Hello,
I've got an ML pipeline that involves running a query against Elasticsearch, pulling down the resultant IDs, then passing those (in chunks) to _mtermvectors to retrieve full tokenized results. Notably, I'm not looking for the "most interesting" terms, or anything like that: I just want to benefit from Elasticsearch's awesome tokenization platform, since we've already got our data there anyway.
I have this all in place, but I find it extremely slow. Pulling back 1,000 documents' term vectors can take minutes (although around one minute is pretty typical). I understand quite a bit of data needs to be passed around here, and I probably won't get it down to milliseconds, but this surprised me. I could pull back the 1,000 raw source data fields in a few seconds.
I'm running this in a VNet on Azure. I don't know the exact specs, but it's not like it's running over 3G--I don't think network transfer is the biggest expense here.

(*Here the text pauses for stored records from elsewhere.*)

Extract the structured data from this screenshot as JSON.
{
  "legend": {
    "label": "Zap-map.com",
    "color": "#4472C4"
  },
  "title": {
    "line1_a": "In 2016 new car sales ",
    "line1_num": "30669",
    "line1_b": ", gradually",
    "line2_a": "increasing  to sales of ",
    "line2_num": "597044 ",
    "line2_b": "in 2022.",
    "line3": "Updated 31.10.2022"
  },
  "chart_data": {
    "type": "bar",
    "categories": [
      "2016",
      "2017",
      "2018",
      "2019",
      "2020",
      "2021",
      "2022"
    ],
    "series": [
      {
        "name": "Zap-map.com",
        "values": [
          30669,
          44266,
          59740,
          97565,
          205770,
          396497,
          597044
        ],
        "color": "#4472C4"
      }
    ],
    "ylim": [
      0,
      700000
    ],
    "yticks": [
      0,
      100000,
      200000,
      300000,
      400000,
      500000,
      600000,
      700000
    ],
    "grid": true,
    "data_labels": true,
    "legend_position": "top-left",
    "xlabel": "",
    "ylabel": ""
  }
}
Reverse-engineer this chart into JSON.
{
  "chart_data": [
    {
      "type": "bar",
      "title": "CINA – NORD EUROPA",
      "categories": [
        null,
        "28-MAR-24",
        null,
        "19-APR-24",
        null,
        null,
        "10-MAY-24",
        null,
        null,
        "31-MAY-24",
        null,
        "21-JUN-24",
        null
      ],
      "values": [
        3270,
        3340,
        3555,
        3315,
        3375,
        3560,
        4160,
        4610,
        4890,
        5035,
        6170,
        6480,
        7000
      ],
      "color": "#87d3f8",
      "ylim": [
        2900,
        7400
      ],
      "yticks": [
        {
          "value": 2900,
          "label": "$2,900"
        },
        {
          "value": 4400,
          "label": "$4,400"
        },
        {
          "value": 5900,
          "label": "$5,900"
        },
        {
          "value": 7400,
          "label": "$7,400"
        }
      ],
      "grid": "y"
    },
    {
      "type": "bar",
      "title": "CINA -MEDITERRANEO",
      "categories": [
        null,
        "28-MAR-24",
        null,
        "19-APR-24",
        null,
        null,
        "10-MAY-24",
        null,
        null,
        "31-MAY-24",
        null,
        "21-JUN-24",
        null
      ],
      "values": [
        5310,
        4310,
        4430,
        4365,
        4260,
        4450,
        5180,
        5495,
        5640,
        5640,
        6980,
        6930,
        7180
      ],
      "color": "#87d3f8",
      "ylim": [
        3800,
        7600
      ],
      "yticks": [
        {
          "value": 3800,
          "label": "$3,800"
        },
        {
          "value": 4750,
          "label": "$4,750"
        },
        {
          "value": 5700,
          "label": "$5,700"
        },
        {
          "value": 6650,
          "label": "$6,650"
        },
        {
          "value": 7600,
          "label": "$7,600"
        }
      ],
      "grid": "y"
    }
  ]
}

I set up my mapping with term_vector enabled.
...
"text": {
    "term_vector": "yes",
    "type": "string",
    "fields": { ... }
}
...
And query against it like this:
POST /esproxy/cases/_mtermvectors
        ?term_statistics=false
        &positions=false
        &field_statistics=false
        &offsets=false
        &payloads=false
        &realtime=false
        &filter_path=docs._id%2Cdocs.term_vectors
        &fields=text
{
    "docs": [{
        "_index": "cases",
        "_type": "casedocument",
        "_id": "1346619000",
        "filter": {
            "max_num_terms": 1000
        }
    }, {
        "_index": "cases",
        "_type": "casedocument",
        "_id": "1346620986",
        "filter": {
            "max_num_terms": 1000
        }
    },
    ...]
}
I've tried it with several batch sizes, including 1, 100, and 1000, and the time scales more or less linearly. I save a few seconds by doing larger batches, as expected, but nothing game-changing in either direction.
So, my questions:
- Is this sort of performance just normal? It's possible that I'm reading into it way too much, and this is just how long it takes to move data around.
 - Is there a better way to get the raw tokenized data out of Elasticsearch? If nothing else, that 
"max_num_terms": 1000seems insanely sketchy to me, but I haven't found a way to mark it as unlimited. - Depending on the answers here, I might look into putting the ML into a plugin directly against Elasticsearch (which would be independently cool, but would limit our other capabilities a bit). Could that help?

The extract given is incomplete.